L’impasse de l’urbanisation dans un pays sans eau
La croissance urbaine se concentre dans quelques villes situées dans des environnements dont la fragilité déjà très grande les rend particulièrement vulnérables au changement climatique : alors que des milliers de familles dépendent d’une canalisation d’amenée d’eau de 250 km de long non sécurisée et alimentée par une ressource sur laquelle pèse un risque élevé de pollution, elles occupent souvent de surcroît des zones inondables et un littoral soumis aux effets destructeurs de l’élévation du niveau de la mer. La désalinisation de l’eau de mer, proposée comme alternative pour leur approvisionnement en eau potable, accroitrait et déséquilibrerait la demande en énergie alors que le pays n’en produit pas et que son approvisionnement va devenir, inéluctablement, de plus en plus difficile.
La seule issue durable à une situation de plus en plus difficile à maîtriser, se trouve dans une répartition plus équilibrée de la population par une décentralisation effective des dynamiques de développement. Le développement rural, notamment, devrait être considéré non plus dans une perspective de « lutte contre la pauvreté » mais dans celle d’une démarche positive, génératrice de nouvelles dynamiques : c’est en investissant dans la valorisation des richesses humaines et naturelles qu’il recèle, en adaptant son mode de développement aux réalités sociales, culturelles et environnementales qui sont les siennes, et non en pleurant sur les contraintes auxquelles il est confronté, que le Sénégal peut relever de tels défis.
Développer un nouveau modèle
Alors que la démocratie y triomphe dans un monde où domine l’appropriation du pouvoir par la violence, alors que son économie maintient sa croissance dans un monde où les plus grandes puissances frôlent en permanence la faillite, alors que nombre de ses ressortissants participent aux plus hauts niveaux de responsabilité à l’administration de notre planète, le Sénégal à toutes les capacités, s’il ose porter un regard neuf sur lui-même, pour offrir à un monde dont l’avenir se heure à des contraintes environnementales et énergétiques sans précédent, un nouveau modèle de développement durable.

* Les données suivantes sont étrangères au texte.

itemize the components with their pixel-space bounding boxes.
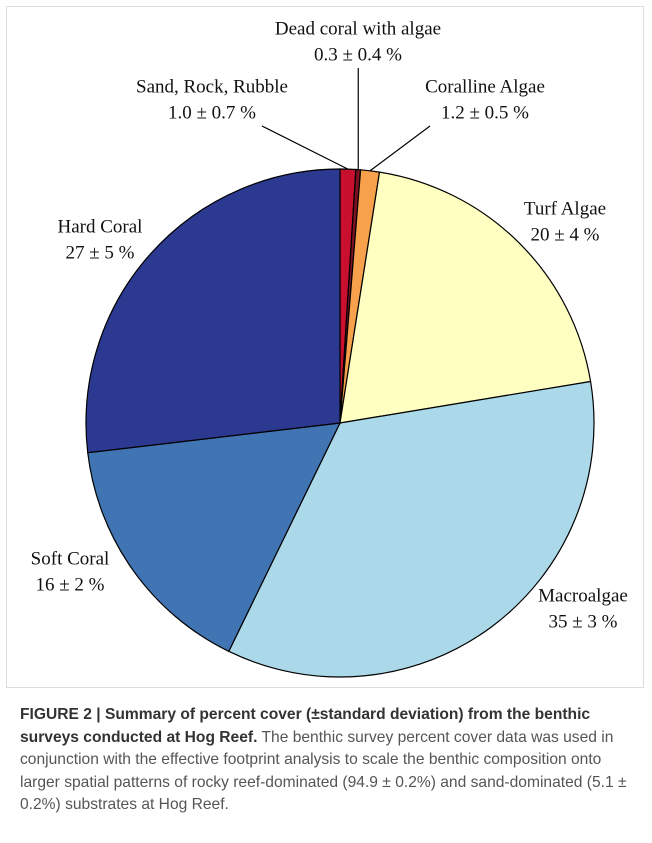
slice-label: Coralline Algae [425, 76, 545, 97]
caption-text: The benthic survey percent cover data wa… [20, 728, 627, 814]
pie-slice [85, 168, 341, 454]
figure-frame [6, 6, 644, 688]
slice-label: Hard Coral [58, 216, 143, 237]
caption: FIGURE 2 | Summary of percent cover (±st… [20, 704, 638, 817]
pie-slice [87, 422, 342, 653]
slice-label: Macroalgae [538, 585, 628, 606]
slice-label: Sand, Rock, Rubble [136, 76, 288, 97]
caption-label: FIGURE 2 | Summary of percent cover (±st… [20, 706, 591, 746]
slice-value-label: 1.2 ± 0.5 % [441, 102, 529, 123]
slice-label: Soft Coral [31, 548, 110, 569]
slice-value-label: 0.3 ± 0.4 % [314, 44, 402, 65]
slice-value-label: 16 ± 2 % [35, 574, 104, 595]
slice-value-label: 20 ± 4 % [530, 224, 599, 245]
pie-slice [227, 380, 595, 678]
slice-label: Dead coral with algae [275, 18, 441, 39]
slice-value-label: 1.0 ± 0.7 % [168, 102, 256, 123]
slice-label: Turf Algae [524, 198, 606, 219]
leader-line [261, 125, 349, 170]
leader-line [369, 125, 431, 172]
chart: Sand, Rock, Rubble 1.0 ± 0.7 % Dead coral … [31, 18, 628, 678]
slice-value-label: 35 ± 3 % [548, 611, 617, 632]
pie-slice [339, 171, 592, 424]
slice-value-label: 27 ± 5 % [65, 242, 134, 263]
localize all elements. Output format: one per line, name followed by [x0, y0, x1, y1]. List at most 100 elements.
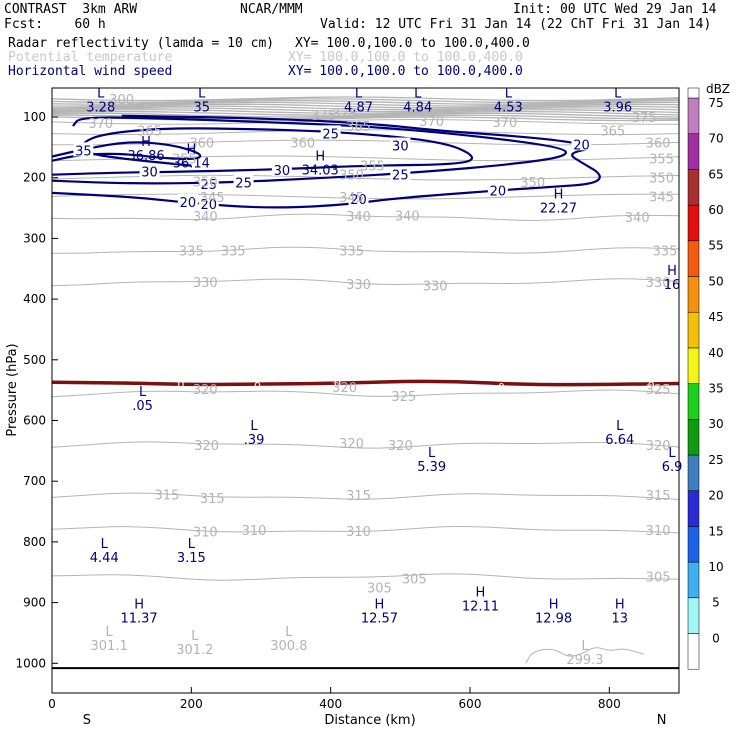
theta-extremum-value: 299.3	[566, 653, 603, 668]
wind-contour-20	[52, 114, 601, 209]
colorbar-swatch	[687, 311, 700, 349]
wind-contour-label: 20	[573, 138, 590, 153]
theta-upper-line	[52, 112, 679, 118]
wind-extremum-L: L	[101, 537, 109, 552]
xtick-label: 0	[48, 697, 56, 711]
theta-label: 365	[600, 124, 625, 139]
theta-extremum-L: L	[191, 629, 199, 644]
theta-upper-line	[52, 110, 679, 116]
zero-dbz-label: 0	[254, 380, 261, 393]
theta-line-330	[52, 278, 679, 287]
wind-extremum-value: 4.53	[494, 101, 523, 116]
wind-label-bg	[487, 182, 508, 197]
wind-extremum-H: H	[615, 598, 625, 613]
wind-extremum-H: H	[375, 598, 385, 613]
wind-contour-label: 25	[200, 178, 217, 193]
wind-extremum-L: L	[614, 87, 622, 102]
theta-line-320	[52, 441, 679, 449]
colorbar-swatch	[687, 597, 700, 634]
wind-contour-label: 25	[392, 169, 409, 184]
wind-extremum-L: L	[668, 446, 676, 461]
theta-label: 340	[193, 210, 218, 225]
wind-extremum-H: H	[134, 598, 144, 613]
colorbar-swatch	[687, 561, 700, 599]
theta-label: 345	[339, 191, 364, 206]
wind-extremum-value: 3.15	[177, 551, 206, 566]
ytick-label: 200	[23, 171, 46, 185]
colorbar-label: 35	[708, 381, 723, 395]
theta-label: 375	[632, 111, 657, 126]
theta-label: 345	[649, 191, 674, 206]
colorbar-swatch	[687, 526, 700, 563]
colorbar-unit: dBZ	[706, 82, 730, 96]
colorbar-label: 5	[712, 596, 720, 610]
theta-extremum-value: 301.2	[176, 643, 213, 658]
colorbar-swatch	[687, 383, 700, 420]
colorbar-label: 70	[708, 132, 723, 146]
theta-line-315	[52, 492, 679, 500]
wind-extremum-value: 36.86	[127, 149, 164, 164]
wind-extremum-L: L	[97, 87, 105, 102]
theta-label: 330	[646, 276, 671, 291]
wind-label-bg	[571, 136, 592, 151]
zero-dbz-label: 0	[177, 378, 184, 391]
theta-label: 305	[367, 581, 392, 596]
theta-label: 310	[193, 526, 218, 541]
theta-label: 350	[520, 176, 545, 191]
wind-label-bg	[390, 166, 411, 181]
ytick-label: 300	[23, 231, 46, 245]
init-time: Init: 00 UTC Wed 29 Jan 14	[513, 2, 717, 17]
theta-label: 300	[109, 93, 134, 108]
colorbar-label: 45	[708, 310, 723, 324]
theta-upper-line	[52, 105, 679, 111]
theta-extremum-value: 301.1	[91, 639, 128, 654]
colorbar-label: 65	[708, 167, 723, 181]
theta-line	[52, 139, 679, 146]
colorbar-swatch	[687, 169, 700, 206]
theta-label: 360	[646, 136, 671, 151]
theta-upper-line	[52, 103, 679, 109]
wind-extremum-H: H	[476, 586, 486, 601]
colorbar-label: 0	[712, 631, 720, 645]
colorbar-swatch	[687, 240, 700, 277]
xtick-label: 600	[459, 697, 482, 711]
colorbar-label: 75	[708, 96, 723, 110]
wind-extremum-H: H	[315, 150, 325, 165]
theta-label: 355	[172, 152, 197, 167]
colorbar-label: 30	[708, 417, 723, 431]
theta-label: 340	[625, 211, 650, 226]
colorbar-label: 60	[708, 203, 723, 217]
wind-extremum-L: L	[414, 87, 422, 102]
theta-label: 360	[189, 136, 214, 151]
wind-label-bg	[271, 161, 292, 176]
colorbar-swatch	[687, 633, 700, 670]
wind-extremum-value: 11.37	[120, 612, 157, 627]
theta-label: 365	[346, 120, 371, 135]
theta-label: 335	[179, 245, 204, 260]
wind-extremum-value: 12.57	[361, 612, 398, 627]
theta-label: 320	[646, 439, 671, 454]
theta-extremum-L: L	[106, 625, 114, 640]
theta-label: 310	[242, 524, 267, 539]
colorbar-label: 10	[708, 560, 723, 574]
theta-label: 340	[346, 210, 371, 225]
theta-label: 310	[646, 524, 671, 539]
theta-line	[52, 193, 679, 200]
theta-line	[52, 129, 679, 136]
ytick-label: 100	[23, 110, 46, 124]
var-wind: Horizontal wind speed	[8, 64, 173, 79]
zero-dbz-contour	[52, 379, 679, 387]
theta-label: 350	[339, 169, 364, 184]
theta-upper-line	[52, 99, 679, 105]
colorbar-label: 50	[708, 274, 723, 288]
theta-label: 320	[332, 381, 357, 396]
colorbar-swatch	[687, 347, 700, 384]
xy-reflectivity: XY= 100.0,100.0 to 100.0,400.0	[295, 36, 530, 51]
zero-dbz-label: 0	[498, 381, 505, 394]
theta-label: 315	[155, 489, 180, 504]
wind-extremum-value: .05	[132, 399, 153, 414]
wind-extremum-value: 3.28	[86, 101, 115, 116]
wind-contour-label: 20	[490, 184, 507, 199]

Un tel modèle repose sur une réappropriation des principes d’équité et de solidarité sous-jacents aux stratégies de lutte contre la pauvreté, de commerce équitable ou d’atténuation du changement climatique et de ses effets. L’équité doit être le principe directeur de la distribution de l’investissement public pour l’aménagement du territoire et le développement des capacités techniques, économiques et sociales. La solidarité nationale doit être comprise comme un partage des responsabilités et des risques, mais aussi des retombées que chacun est en droit d’attendre de la construction d’un avenir commun.
Les dynamiques en jeu sont celles de la décentralisation. Elles ne pourront s’imposer sans une volonté forte, aux plus hauts niveaux de l’Etat, de réorienter des stratégies sans avenir mais douées d’une inertie considérable qui s’oppose à tout transfert de pouvoirs.
Des défis qui nous concernent
Elles reposent sur notre capacité à mettre en cohérence un investissement massif dans l’électrification rurale et l’accès à l’eau potable, le développement d’une production de biocarburants à une échelle qui en fasse une alternative crédible au pétrole, la redynamisation de l’agriculture pour améliorer le niveau de sécurité alimentaire, l’émergence de nouvelles capacités techniques et économiques, et un processus de décentralisation capable de réorienter un modèle de développement urbain qui se trouve aujourd’hui dans une dangereuse impasse environnementale et sociale.
L’idée de développement durable interpelle chacun d’entre nous, quelle que soit la position qu’il occupe dans l’organisation sociale ou politique du pays, ou son statut économique. Elle le place face à une double responsabilité envers la société au sein de laquelle il évolue : alléger la charge qu’il représente lui-même pour son environnement naturel ou humain, et apporter sa contribution au développement et à la gouvernance de cet environnement.